Ai fini IVA (se sei un soggetto Iva), in quale trimestre o mese devi portare in detrazione la fattura?
Siamo arrivati al primo trimestre di fatturazione elettronica ed è ora di chiudere la situazione Iva.
Mentre registro la contabilità di un cliente…sorge subito il dubbio amletico!
Certa che l’Agenzia delle Entrate anche questa volta non abbia semplificato la faccenda, mi rivolgo al consulente del cliente, il quale mi conferma immediatamente la mia paura!
Facciamo un passo indietro!
Prima dell’avvento della fattura elettronica come registravamo le fatture? In base alla data della fattura stessa, sapevamo a quale mese o trimestre attribuirla.

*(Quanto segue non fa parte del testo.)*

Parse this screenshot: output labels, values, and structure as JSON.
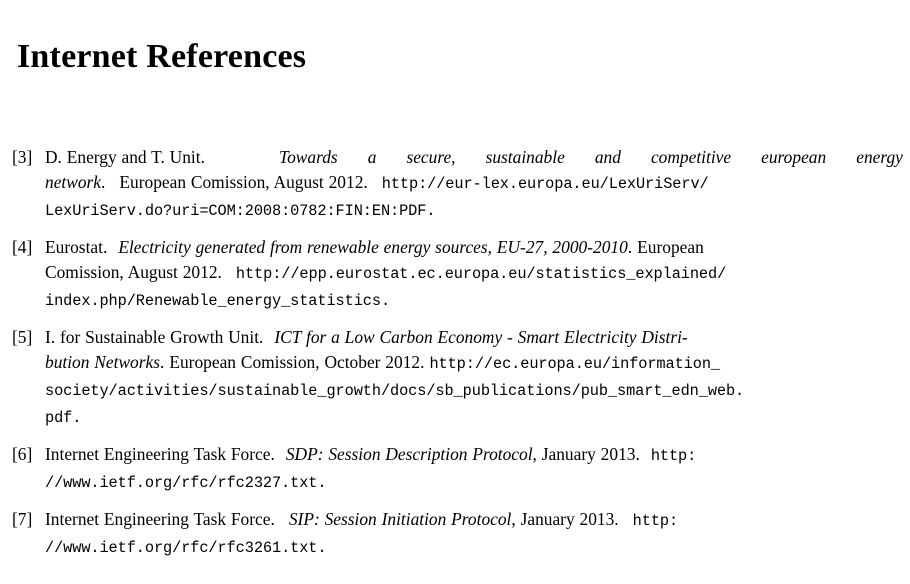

Al massimo dovevamo sollecitare i fornitori ad inviarci il documento entro la data utile per il pagamento dell’Iva.
Cosa è cambiato dopo l’arrivo della FE?

 

La differenza sostanziale è che ora registriamo la fattura con la data di arrivo allo SDI. Questo per il principio che la stessa non risulta emessa se non inviata all’Agenzia delle Entrate.
Come comportarci quindi con le fatture a cavallo del mese o del trimestre?
Se registriamo in aprile una fattura con data marzo, la competenza Iva sarà di marzo (o del 1° trimestre se hai l’Iva trimestrale).
Il ragionamento è inverso quindi per le fatture emesse ai tuoi clienti.
Molti programmi di contabilità consentono di registrare la fattura in un mese, ma attribuire la competenza Iva a quello precedente.
Se non registri la contabilità internamente e non hai la fortuna di avere una collaboratrice che prepara per te i documenti da inviare al tuo commercialista (ahi ahi ahi….!!!), dovrai fare attenzione a questo dettaglio per lui molto importante e fare attenzione a non inviare semplicemente i documenti che hanno data marzo!
Un consiglio prezioso:

se utilizzi un software per la ricezione delle fatture di acquisto, non sempre la data in cui ricevi la fattura nel programma corrisponde alla data di ricezione nello SDI.

È quindi importante verificare con la software house anche questo particolare, perché se non ti garantisce la corrispondenza delle date, la verifica va fatta direttamente nel tuo cassetto fiscale.